The Hotel Hero

The first idéa I had with this part IV, was to add Restic to the Rclone Backup server. But, due to higher complexity (It should be easy to backup and recover) and not least that it seems like Restic would need to be implemented on the host with Rclone (multiple instances). I skipped the idéa.

So, for now.

• If you are backing up UNIX to UNIX file system, you can sync.
• If you are backing up file with no special permission state to cloud/3s you can sync.
• If you backup from UNIX to storage with no permission scheme, you have to make a tarball (as shown in Part III copy/backup.sh, this tarball to preserve permissions.)

Using certificates to connect to external servers

In general we want to do different stuff to try and avoid bruteforce ssh attack on servers exposed to the internet.

• We could change ssh port from 22 to something else.
• Deny root login (very good idéa)
• Setup different firewall rules (can take some time)
• Deny access thru externally exposed ip addresses and limit it to internal addresses (not always easy).
• Deny login with user/password and only allow access with the right certificate.

So, to let Rclone access a remote server to carry out it's backup job. We could start by creating a new certificate on the backup server.

There is more in depth information at Rclone: https://rclone.org/sftp/ (basically there are 2 maybe 3 options)

ssh-keygen (and you could set different parameters, eliptic curv is most secure but can from time to time be unsupported on different servers)

Basically the above command would deliver a certificate (private and public file, idrsa + idrsa.pub)

ls ~/.ssh/
authorized_keys  id_rsa  id_rsa.pub  known_hosts  known_hosts.old

Either you have an existing user (or create a backup-user) on the remote server and copy the content of "idrsa.pub" to the remote server and users file (at the end of the file):

~/.ssh/authorized_keys

Alternatively you copy this from the backup server to the remote host:

ssh-copy-id -i /path/to/new_key.pub user@server_ip

After this we are able to login without password.

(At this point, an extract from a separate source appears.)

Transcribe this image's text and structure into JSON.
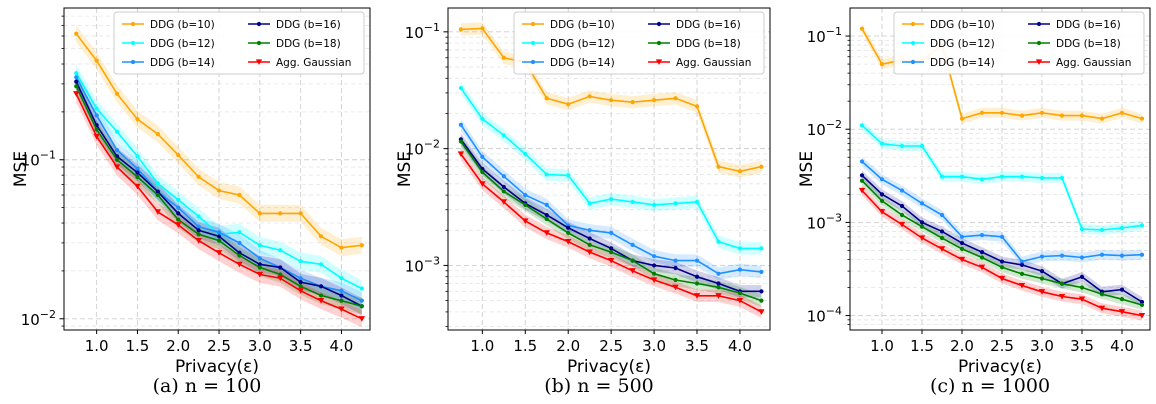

Now we want to apply that private key to Rclone's config file (we could refer rclone to the original file, but then we would have to back that up too or keep it in a password manager and remember that our config file is encrypted with a password.)

The key needs to be a one-liner with \n as character.

awk '{printf "%s\\n", $0}' < ~/.ssh/id_rsa

Setup a new remote, skip "password" and use "key_pem" instead:

key_pem> -----BEGIN OPENSSH PRIVATE KEY-----\nc5BivnNxaC2rZ........

leave "key_file" empty. (that if you want to point to the key)

The rest I also choose the default option, I think the password for encryption is seen as a separate protection feature in OpenSSH. So, I don't provide any password here.

Last but not least

One thing that you also should consider beside this last backup is your PC. Everything in your "/home/username/." should be considered. From time to time we also have important settings elsewhere on our machine. But, a good practis seems to be keeping important stuff here (/home/user/*) and configuration else where might be keept in a remote git repository considered as configuration changes.

Devices ex. USB sticks. I have a tendency to be forgotten, they could contain your password manager file etc. Maybe make a calendar reminder to back these things up.

The backup server it self

The reason why i startet part III and VI here two years after Part I and II. Is actually that my SD-card on the old backup server (Raspberry pi) got bust. For some time I did'nt have the time or entusiam for setting it up again and try to recover it, if possible at all. But, as I lost some other data on one of my servers I saw the value of have full control of the automatic backup process and decided it was time to do it the right way again. Documenting everything and making it a routine to backup all vital data, including the backup server it self.

So, what is important to backup.

1. ~/.config/rclone/rclone.conf (our whole configuration is password encrypted)
2. I have all my individual bash jobs under ~/backup/* (I push changes to a private git repository)
3. And you may put a README.md in the ~/backup dir, that describes /etc/profile and your crontabs. 

We could probably encrypt the volume (crypt) and find a way to figure out how to decrypt the rclone.conf again. But, depending on where you are backing up. The biggest secret the rclone.conf file is encrypted and basically if the location you store your backup at is secured you should be safe. If you are storing your backup at Alibaba, Azure, GCP, AWS, I would say that you should do more, including using the "salt" option and encrypt all backups. Are you using a EU compliant and owned provider (GDPR compliant by law), you could be a bit less rigorous. But, with quant computing and the most powerful states that show no signs of holding back on industrial espionage (companies are bound by law to cooperate in this task) the above mention corporations are notorious for breaching the big C (confidentiality). I am just a realist here, everything else is wish full thinking.